GBP/USD drops below 1.2700 on notable US Dollar demand

GBP/USD is extending the downside below 1.2700 in the European trading hours on Tuesday. The ongoing bullish momentum in the US Dollar, despite sluggish US  Treasury bond yields, undermines the pair. Mid-tier US housing data are coming up next. 

Technical Overview

The Relative Strength Index (RSI) indicator on the 4-hour charts stays slightly below 30, suggesting that the pair is close to turning technically oversold. The last two times that the RSI dipped to the 30 area on the same chart in early and late February, GBP/USD staged a technical correction.

In case GBP/USD starts correcting higher, the Fibonacci 50% retracement level of the latest uptrend could act as first resistance near 1.2710 before the 100-period Simple Moving Average (SMA) at 1.2730 and 1.2750 (Fibonacci 38.2% retracement, descending trend line).

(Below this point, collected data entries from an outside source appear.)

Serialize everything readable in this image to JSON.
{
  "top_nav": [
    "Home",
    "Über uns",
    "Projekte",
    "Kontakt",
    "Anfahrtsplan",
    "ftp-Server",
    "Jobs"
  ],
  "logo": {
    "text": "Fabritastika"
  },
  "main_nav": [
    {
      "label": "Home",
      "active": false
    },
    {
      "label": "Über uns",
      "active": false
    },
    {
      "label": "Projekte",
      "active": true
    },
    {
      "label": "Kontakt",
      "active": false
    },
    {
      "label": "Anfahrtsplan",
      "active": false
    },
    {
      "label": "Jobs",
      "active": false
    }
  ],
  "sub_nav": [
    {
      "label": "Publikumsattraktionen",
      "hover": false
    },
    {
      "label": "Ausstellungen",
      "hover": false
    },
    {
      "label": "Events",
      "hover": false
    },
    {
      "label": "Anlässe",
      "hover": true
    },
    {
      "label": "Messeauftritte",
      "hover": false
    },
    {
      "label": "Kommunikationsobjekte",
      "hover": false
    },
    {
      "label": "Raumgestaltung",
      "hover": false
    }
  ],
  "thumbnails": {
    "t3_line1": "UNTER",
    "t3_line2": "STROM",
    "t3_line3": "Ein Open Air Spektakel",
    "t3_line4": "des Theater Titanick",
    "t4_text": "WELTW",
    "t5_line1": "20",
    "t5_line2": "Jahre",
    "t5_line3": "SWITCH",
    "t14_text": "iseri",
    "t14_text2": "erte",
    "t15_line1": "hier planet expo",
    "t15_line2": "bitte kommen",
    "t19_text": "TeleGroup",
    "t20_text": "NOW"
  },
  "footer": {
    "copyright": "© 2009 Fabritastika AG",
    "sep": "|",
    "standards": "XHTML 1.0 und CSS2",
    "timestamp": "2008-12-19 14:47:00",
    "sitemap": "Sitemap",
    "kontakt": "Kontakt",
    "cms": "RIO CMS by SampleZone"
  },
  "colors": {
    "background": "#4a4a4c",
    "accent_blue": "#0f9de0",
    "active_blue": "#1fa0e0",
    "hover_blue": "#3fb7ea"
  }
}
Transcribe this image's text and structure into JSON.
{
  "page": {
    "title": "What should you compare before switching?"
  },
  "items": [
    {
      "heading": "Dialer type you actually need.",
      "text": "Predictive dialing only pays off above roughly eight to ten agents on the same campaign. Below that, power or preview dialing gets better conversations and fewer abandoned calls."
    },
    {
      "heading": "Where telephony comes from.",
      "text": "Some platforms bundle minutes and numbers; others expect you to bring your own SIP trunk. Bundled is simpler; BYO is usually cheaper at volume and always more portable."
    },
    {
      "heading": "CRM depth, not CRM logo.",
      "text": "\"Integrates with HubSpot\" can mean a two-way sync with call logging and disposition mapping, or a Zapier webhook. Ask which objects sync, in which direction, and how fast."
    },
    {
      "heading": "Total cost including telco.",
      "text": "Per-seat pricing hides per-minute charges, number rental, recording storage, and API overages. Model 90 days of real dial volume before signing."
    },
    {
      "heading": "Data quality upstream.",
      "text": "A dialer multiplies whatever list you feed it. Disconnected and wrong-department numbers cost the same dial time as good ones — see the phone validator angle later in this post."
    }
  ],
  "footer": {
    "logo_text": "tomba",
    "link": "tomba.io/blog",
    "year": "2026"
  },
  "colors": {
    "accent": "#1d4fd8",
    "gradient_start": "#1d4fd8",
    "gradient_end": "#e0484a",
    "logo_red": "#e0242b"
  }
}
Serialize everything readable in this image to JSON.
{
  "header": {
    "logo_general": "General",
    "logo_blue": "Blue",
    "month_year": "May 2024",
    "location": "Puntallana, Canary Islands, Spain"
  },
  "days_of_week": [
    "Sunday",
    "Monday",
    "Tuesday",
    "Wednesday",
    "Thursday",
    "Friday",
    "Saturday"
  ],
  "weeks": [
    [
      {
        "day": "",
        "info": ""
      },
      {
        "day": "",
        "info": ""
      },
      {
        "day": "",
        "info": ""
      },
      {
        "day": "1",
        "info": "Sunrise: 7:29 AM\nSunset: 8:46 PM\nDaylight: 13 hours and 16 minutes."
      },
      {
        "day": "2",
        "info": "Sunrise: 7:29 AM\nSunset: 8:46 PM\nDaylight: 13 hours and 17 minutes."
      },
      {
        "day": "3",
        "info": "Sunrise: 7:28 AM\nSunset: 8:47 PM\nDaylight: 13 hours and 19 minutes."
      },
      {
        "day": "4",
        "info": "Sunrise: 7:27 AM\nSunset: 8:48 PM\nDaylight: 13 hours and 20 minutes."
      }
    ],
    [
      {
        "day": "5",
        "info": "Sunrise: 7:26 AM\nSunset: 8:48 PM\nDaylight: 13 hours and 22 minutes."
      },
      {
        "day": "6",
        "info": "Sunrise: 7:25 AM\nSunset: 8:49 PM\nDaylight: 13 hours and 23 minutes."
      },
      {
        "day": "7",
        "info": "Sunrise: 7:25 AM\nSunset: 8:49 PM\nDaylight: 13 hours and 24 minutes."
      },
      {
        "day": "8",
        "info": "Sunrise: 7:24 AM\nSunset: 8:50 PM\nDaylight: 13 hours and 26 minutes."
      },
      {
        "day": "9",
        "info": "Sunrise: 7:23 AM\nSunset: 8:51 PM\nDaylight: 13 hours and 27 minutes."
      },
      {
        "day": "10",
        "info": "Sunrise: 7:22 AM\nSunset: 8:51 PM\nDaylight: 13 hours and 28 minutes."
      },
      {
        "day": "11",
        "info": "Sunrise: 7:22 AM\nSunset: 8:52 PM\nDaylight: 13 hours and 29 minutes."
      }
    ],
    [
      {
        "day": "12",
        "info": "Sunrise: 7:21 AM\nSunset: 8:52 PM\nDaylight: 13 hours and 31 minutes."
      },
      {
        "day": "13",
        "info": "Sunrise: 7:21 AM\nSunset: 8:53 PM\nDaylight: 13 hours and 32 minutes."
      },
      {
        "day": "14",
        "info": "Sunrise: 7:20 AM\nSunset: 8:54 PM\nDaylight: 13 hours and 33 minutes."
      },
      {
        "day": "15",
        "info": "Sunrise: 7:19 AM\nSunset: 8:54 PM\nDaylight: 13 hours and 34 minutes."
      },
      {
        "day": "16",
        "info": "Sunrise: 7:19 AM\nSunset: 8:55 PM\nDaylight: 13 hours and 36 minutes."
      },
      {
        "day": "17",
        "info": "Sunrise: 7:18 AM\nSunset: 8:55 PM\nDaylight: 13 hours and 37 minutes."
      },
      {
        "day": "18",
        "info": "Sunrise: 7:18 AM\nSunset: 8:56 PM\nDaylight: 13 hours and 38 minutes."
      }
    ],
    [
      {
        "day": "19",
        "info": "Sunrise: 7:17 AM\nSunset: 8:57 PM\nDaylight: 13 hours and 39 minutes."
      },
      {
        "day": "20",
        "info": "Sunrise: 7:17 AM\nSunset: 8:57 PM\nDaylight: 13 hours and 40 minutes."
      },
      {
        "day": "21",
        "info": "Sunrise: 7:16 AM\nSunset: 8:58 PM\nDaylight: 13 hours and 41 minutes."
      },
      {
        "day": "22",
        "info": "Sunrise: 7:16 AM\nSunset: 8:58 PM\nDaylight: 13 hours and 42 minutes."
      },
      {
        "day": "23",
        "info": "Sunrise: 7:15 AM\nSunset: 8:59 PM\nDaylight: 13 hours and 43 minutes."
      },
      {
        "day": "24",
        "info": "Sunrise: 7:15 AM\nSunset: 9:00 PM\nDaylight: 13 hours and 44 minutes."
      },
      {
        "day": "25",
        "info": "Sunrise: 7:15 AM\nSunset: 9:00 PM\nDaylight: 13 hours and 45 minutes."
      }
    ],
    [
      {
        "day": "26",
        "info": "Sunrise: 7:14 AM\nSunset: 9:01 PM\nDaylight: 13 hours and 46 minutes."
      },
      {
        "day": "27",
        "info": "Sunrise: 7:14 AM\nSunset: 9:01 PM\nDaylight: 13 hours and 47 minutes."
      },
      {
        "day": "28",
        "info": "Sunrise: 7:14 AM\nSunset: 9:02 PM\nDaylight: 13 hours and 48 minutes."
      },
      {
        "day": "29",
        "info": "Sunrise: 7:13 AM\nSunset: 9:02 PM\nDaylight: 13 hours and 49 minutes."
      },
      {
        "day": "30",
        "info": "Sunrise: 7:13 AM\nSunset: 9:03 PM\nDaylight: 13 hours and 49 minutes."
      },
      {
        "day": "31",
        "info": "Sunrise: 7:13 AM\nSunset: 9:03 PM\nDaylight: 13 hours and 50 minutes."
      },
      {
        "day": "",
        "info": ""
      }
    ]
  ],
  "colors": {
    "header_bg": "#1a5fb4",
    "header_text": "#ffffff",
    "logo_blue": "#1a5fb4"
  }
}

On the downside, 1.2670 (200-period SMA) aligns as key support before 1.2620 (Fibonacci 61.8% retracement) and 1.2600 (static level).

 

Fundamental Overview

Following Monday's indecisive action, GBP/USD lost its traction and dropped to its lowest level in nearly two weeks below 1.2700. The near-term technical outlook suggests that the pair is about to turn oversold.

The broad-based US Dollar (USD) strength continues to weigh on the pair ahead of the Federal Reserve (Fed) and the Bank of England (BoE) policy meetings. The benchmark 10-year US Treasury bond yield holds above 4.3% after rising over 5% in the previous week and supports the USD.

Meanwhile, US stock index futures turned negative on the day after rising marginally during the Asian trading hours. In case safe-haven flows start to dominate the financial markets after Wall Street's opening bell, the USD could preserve its strength and force GBP/USD to stay on the back foot. In the absence of high-tier data releases from the US, investors could continue to react to changes in risk perception in the near term.

Ahead of the Fed and the BoE policy decisions, the UK's Office for National Statistics will release Consumer Price Index (CPI) data for February early Wednesday. On a yearly basis, the annual CPI inflation in the UK is forecast to soften to 3.6% from 4% in January.